Alberto Escobar

Walden

 

 

 

 

 

SE DECÍA de él que rebullían desde sus adentros los escasos verdores
que el quemar del tiempo le dejó por descuido.

Aunque frisaba ya en los noventa, en su pueblo se le seguía viendo a la
hora en que la mañana extiende sus primeros desperezos, andando
hacia el espeso bosque que acariciaba el monte Frascario, promontorio
que presidía ufano el villorio del que jamás salió.

Adoro la bofetada que el frío de la mañana me atiza nada más asomarme
a la intemperie, decía con orgullo a quien le interpelaba sobre esta insólita
costumbre, y acto seguido detenía su mirada en el rostro del osado curioso
para atrapar los pensamientos que se dibujaban entre sus facciones.

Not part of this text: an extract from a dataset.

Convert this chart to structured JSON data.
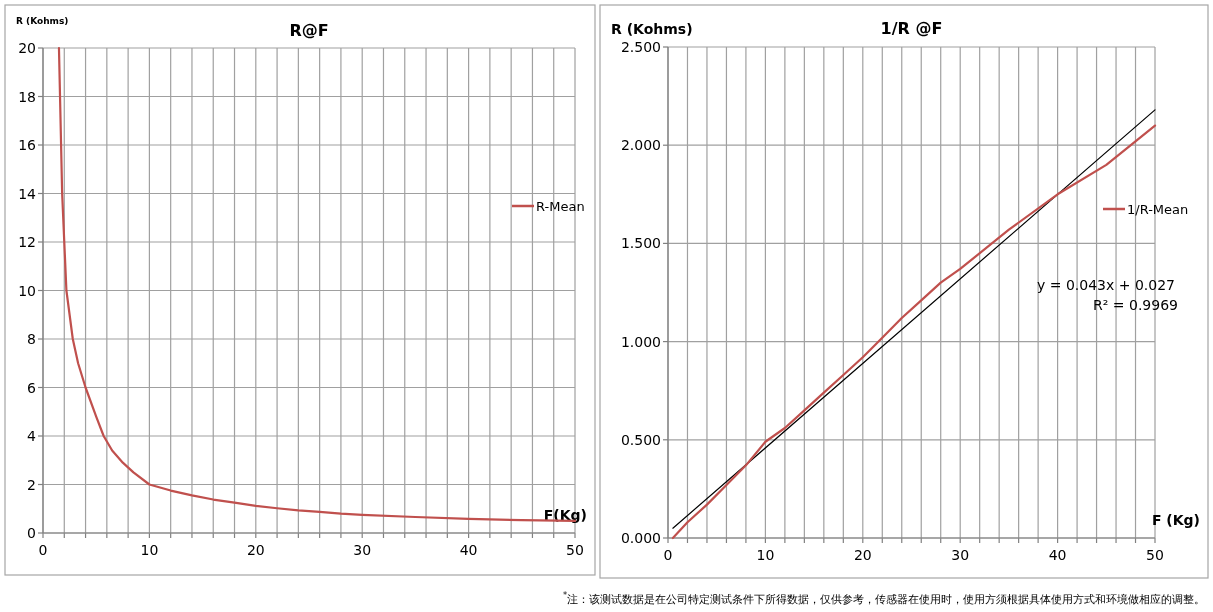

Le fascinaba adentrarse de puntillas entre los dormires de los álamos para
sentir la respiración del pulmón verde que se explayaba inmenso a su
alrededor, así como acechar el deambular de las alimañas en procura de
alimento.

Hace tal que veinte años, inspirado por la lectura de Walden de Thoreau,
se lanzó a una pequeña cabaña fabricada de leños y hojarasca amén de algún
que otro lienzo de tela que pudo agenciarse, donde vivió aislado y de lo que
pudo durante dos semanas para experimentar las sensaciones del protagonista
de la obra cumbre del pensador norteamericano. Fue una experiencia que
pergeñó en su alma un vínculo inmarcesible con el bosque, que lo erigió desde
entonces como un miembro más de su familia.

Ayer me lo encontré en la calle mayor de su pueblo, con un aspecto envidiable 
a sus ciento seis años, y no pude por menos que detenerme para mostrarle mi
más absoluta admiración y respeto por su ejemplo.